Scientists made a forecast for 2020 that claimed 25 storms would be named, but that number was exceeded, and so far, we have seen 30 named storms, 13 of which were hurricanes. This number of storms was a record compared to 2005 when 28 major storms hit.
Central America was just beginning to recover from Hurricane Jota when suddenly another major storm hit.
When Tropical Storm Wilfred formed, meteorologists ran out of letters to name them and had to resort to Greek letters. This has only happened once, and as you might guess, it was in 2005.
That season there were as many as six terrifying hurricanes that reached 170 miles per hour. Such a phenomenon is very rare in the Atlantic basin during this period.
Central America lost 60 lives during Hurricane Eta in November. Likewise, the Gulf Coast suffered losses from seven named storms. In the aftermath, thousands of people were left without power and beaches.

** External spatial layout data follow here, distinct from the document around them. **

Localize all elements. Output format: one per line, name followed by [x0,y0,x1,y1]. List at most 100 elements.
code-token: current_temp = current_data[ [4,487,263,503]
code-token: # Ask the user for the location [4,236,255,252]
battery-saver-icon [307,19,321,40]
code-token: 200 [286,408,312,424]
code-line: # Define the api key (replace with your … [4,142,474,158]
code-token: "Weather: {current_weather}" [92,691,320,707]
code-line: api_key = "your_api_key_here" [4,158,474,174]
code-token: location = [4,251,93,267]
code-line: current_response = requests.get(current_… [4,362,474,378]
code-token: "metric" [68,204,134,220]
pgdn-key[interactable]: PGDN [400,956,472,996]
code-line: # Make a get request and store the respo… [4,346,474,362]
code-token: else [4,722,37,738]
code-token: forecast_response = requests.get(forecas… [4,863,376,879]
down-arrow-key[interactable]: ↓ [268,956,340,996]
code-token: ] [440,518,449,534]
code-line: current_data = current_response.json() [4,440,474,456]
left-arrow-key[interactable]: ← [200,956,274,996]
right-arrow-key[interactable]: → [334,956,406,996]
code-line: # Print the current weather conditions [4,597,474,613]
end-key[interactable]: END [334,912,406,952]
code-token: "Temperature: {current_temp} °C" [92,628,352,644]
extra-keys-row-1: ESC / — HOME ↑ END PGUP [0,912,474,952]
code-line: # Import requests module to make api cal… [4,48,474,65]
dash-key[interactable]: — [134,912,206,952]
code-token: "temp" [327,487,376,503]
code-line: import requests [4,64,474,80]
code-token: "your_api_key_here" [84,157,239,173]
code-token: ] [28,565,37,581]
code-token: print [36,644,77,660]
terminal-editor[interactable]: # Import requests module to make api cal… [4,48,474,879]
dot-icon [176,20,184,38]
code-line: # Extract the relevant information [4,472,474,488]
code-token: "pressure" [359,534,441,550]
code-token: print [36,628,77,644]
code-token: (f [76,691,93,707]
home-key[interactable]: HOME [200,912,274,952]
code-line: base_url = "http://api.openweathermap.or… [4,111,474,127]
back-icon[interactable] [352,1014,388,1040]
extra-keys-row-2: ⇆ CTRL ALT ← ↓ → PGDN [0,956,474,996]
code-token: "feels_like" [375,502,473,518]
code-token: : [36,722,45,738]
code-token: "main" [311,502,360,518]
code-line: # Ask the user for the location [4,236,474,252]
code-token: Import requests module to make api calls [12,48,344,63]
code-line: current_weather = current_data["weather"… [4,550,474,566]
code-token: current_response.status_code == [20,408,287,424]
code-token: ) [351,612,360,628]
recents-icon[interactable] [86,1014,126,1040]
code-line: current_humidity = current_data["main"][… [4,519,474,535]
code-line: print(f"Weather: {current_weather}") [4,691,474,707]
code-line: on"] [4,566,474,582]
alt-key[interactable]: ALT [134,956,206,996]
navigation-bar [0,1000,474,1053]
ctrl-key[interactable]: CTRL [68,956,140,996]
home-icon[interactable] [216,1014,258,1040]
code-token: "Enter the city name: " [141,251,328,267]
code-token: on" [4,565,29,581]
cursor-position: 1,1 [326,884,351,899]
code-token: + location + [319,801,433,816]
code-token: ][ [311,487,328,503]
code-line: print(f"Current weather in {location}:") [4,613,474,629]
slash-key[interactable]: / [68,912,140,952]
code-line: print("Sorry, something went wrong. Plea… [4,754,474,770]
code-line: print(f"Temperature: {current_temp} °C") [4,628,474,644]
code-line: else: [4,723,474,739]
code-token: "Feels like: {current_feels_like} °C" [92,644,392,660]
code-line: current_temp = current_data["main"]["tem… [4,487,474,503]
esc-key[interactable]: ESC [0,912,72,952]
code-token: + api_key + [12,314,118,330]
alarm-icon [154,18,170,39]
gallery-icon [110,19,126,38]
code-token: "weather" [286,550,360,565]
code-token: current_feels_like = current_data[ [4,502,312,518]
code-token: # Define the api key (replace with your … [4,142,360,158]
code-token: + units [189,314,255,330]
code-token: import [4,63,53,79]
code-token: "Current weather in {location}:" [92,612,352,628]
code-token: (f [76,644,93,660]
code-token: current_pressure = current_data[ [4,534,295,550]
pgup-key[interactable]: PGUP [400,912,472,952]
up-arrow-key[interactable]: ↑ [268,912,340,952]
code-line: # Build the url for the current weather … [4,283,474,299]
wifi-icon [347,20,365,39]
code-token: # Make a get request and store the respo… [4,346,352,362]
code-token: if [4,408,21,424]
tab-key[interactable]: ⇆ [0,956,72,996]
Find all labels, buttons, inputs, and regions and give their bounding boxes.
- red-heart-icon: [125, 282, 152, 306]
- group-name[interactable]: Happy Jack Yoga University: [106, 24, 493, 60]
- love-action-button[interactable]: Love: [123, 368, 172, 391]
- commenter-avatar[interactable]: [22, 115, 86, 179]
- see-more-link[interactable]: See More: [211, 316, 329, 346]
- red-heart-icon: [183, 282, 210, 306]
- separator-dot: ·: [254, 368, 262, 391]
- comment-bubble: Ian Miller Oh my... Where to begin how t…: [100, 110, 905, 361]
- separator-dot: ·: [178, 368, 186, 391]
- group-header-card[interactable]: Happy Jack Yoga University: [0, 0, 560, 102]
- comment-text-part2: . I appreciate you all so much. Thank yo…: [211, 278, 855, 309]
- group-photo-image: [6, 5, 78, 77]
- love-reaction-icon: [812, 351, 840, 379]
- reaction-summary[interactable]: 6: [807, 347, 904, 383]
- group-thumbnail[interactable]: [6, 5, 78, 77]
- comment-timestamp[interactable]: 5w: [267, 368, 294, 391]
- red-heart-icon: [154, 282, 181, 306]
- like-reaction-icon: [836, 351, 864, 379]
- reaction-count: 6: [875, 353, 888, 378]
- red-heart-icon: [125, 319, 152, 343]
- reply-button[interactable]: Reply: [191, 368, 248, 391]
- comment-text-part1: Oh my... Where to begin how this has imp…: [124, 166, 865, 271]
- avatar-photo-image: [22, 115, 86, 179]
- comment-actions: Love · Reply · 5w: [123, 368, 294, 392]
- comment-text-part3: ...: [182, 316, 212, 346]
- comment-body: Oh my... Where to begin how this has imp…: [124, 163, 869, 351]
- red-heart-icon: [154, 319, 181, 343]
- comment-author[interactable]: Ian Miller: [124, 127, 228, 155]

Louisiana met five storms that caused irreparable damage to New Orleans. Hurricane Laura brought winds over 150 miles per hour, destroying many buildings, homes, trees, and bridges. Six people died as a result of the disaster.
So, how does climate change affect the frequency of hurricanes in the Atlantic? In fact, the correlation between these two things is very direct. Climate change will increase the duration and activity of hurricanes in the future, and there is also the opinion among scientists that global warming increases the intensity of storms. They say that due to the high surface temperature of the Atlantic, storm activity increases. Climatologists are convinced that increased ocean temperatures are to blame.
Compared to past hurricanes, the intensities of those we see today are decreasing much more slowly than before. So, we can conclude that in the future we should expect stronger and more destructive hurricanes that will last much longer.